Como me decía un médico que cumplió setenta y cinco años y angustiado comentaba: “Se me ha ido la existencia. Tengo cáncer de pulmón con el diagnóstico de que me queda muy poco tiempo de vida. Que, por cierto, fue bastante desastrosa. Con cuatro divorcios y un montón de hijos regados. Siento mucha culpabilidad. Me encuentro con las manos vacías, sin buenas obras. A veces quisiera volver a tener catorce años para volver a empezar y no cometer tantas torpezas como lo hice, pero me doy cuenta que eso es un imposible. Me urge hacer un examen general de mi vida y pensar en qué bien puedo hacer por los demás antes de partir de este mundo”.

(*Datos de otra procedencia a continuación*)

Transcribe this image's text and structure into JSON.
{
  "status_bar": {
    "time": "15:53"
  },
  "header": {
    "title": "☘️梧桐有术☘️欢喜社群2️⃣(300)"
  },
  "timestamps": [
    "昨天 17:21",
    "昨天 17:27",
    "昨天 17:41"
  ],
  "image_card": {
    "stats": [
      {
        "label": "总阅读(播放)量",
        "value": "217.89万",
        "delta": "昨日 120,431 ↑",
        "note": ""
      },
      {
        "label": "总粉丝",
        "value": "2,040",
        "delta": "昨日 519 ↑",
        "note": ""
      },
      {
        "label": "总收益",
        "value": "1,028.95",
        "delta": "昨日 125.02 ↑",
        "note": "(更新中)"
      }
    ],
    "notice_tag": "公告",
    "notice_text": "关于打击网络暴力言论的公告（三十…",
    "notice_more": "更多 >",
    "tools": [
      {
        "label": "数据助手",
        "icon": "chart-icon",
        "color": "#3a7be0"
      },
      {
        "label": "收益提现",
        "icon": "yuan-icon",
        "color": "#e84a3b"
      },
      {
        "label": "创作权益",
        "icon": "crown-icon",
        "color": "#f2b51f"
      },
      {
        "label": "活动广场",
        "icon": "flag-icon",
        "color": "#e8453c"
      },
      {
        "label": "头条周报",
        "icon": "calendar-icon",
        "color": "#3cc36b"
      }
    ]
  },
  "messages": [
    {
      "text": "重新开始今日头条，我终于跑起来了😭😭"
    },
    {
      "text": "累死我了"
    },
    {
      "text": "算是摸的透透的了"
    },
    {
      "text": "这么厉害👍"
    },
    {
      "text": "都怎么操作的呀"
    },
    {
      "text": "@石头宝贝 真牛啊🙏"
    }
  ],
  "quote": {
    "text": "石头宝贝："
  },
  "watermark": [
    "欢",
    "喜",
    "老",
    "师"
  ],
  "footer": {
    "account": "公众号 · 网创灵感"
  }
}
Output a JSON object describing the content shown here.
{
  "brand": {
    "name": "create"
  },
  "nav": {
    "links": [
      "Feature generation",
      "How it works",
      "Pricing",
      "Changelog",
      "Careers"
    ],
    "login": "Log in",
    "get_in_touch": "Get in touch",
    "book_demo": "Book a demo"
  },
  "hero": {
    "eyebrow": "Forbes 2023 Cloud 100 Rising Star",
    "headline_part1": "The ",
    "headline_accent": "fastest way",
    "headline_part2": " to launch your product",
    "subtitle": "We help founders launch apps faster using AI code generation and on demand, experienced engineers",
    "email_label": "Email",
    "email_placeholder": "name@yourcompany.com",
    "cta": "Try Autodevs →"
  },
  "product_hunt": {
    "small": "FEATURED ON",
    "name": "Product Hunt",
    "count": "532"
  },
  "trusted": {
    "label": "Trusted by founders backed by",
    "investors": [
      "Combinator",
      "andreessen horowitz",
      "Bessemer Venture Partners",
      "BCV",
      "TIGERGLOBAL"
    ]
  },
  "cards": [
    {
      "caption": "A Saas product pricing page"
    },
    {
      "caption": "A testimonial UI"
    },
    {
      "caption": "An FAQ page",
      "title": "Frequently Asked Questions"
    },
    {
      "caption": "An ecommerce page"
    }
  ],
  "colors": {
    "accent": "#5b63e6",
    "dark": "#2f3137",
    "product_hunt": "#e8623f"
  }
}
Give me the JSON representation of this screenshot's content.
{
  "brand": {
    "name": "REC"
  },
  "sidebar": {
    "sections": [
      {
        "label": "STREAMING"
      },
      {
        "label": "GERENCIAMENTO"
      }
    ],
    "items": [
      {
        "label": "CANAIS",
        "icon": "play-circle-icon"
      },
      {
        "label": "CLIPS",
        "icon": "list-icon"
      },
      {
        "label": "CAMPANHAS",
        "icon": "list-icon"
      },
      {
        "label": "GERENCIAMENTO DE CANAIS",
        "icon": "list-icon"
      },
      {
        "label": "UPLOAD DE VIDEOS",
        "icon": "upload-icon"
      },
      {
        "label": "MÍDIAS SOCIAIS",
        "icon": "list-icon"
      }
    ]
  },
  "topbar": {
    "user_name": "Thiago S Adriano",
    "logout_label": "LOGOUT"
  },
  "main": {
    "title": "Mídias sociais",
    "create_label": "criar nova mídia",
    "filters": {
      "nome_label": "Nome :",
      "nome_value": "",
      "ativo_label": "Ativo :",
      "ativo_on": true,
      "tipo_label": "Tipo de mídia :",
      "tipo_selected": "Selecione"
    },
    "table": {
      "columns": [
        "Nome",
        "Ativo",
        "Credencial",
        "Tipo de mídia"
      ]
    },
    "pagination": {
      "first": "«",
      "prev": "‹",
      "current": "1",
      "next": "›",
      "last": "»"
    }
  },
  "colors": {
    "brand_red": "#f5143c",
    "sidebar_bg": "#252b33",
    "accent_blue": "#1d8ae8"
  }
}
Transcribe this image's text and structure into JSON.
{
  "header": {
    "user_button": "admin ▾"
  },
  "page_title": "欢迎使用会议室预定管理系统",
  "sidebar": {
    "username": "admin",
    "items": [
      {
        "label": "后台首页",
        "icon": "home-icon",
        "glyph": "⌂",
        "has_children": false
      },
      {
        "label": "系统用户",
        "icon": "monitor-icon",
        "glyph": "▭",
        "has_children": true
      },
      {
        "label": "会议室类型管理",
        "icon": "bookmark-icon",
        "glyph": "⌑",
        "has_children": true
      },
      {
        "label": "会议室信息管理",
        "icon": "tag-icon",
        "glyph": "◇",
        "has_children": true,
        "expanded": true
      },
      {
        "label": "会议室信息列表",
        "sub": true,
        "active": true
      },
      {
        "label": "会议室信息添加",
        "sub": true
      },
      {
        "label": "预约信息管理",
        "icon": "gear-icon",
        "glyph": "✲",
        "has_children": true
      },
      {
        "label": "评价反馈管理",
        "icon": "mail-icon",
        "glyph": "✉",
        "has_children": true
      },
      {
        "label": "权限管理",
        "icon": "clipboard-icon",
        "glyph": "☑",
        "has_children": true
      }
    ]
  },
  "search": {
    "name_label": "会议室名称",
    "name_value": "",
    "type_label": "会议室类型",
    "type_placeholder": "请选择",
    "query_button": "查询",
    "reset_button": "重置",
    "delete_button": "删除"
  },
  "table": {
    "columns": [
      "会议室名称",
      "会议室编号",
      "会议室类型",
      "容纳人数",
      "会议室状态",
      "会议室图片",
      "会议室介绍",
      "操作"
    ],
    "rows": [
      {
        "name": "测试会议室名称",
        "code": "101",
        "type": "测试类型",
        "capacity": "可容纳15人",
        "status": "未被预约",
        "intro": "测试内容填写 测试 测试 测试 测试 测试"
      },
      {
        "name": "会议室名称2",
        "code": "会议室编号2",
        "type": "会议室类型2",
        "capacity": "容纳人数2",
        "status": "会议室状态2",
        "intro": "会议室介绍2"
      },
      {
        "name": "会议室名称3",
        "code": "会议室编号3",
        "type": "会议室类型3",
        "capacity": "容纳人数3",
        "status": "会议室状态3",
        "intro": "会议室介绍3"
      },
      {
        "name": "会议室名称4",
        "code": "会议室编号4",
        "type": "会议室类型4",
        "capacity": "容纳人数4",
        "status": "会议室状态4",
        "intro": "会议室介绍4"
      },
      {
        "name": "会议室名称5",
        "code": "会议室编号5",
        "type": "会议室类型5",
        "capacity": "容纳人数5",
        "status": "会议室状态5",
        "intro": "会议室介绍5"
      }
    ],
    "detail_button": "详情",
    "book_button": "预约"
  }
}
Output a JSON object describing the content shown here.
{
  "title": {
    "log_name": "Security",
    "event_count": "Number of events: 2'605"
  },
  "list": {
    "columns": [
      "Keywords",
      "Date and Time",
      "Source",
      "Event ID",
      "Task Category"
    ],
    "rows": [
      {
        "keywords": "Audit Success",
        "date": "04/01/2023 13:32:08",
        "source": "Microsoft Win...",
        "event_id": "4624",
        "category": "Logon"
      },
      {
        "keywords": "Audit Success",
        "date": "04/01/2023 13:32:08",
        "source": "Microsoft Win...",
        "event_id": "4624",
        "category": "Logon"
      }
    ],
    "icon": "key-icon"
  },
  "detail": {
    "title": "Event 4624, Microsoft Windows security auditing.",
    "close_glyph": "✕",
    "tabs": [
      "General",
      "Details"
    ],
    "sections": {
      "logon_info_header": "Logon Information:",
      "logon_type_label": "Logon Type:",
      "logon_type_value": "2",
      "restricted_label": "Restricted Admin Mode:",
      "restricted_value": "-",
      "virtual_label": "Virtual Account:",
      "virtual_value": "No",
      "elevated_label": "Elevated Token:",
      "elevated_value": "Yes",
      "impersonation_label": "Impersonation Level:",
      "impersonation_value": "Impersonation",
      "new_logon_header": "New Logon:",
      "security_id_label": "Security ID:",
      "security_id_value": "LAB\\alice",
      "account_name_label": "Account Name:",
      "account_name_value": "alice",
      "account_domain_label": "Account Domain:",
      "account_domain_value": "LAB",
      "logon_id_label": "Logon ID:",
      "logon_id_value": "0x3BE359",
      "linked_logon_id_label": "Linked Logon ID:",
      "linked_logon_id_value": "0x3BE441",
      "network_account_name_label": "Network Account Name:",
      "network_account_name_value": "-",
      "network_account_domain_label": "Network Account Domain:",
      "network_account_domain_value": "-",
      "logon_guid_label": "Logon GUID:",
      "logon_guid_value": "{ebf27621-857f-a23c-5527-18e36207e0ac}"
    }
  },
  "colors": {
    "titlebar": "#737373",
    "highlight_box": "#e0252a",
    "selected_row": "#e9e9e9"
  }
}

Como sabiamente escribía el inmortal escritor ruso Fiódor Dostoyevski: “El secreto de la existencia humana está no sólo en vivir, sino también en saber para qué se vive””. De ahí la importancia en realizar muchas buenas obras en servicio de los demás, de tener una vida útil y provechosa gastada en ayudar a quienes más lo necesitan, de darle un sentido a nuestro trabajo profesional que redunde en beneficio de la familia y de la sociedad, de interesarse por el bien de la comunidad y dejar una honda huella de bien en nuestro paso por la tierra.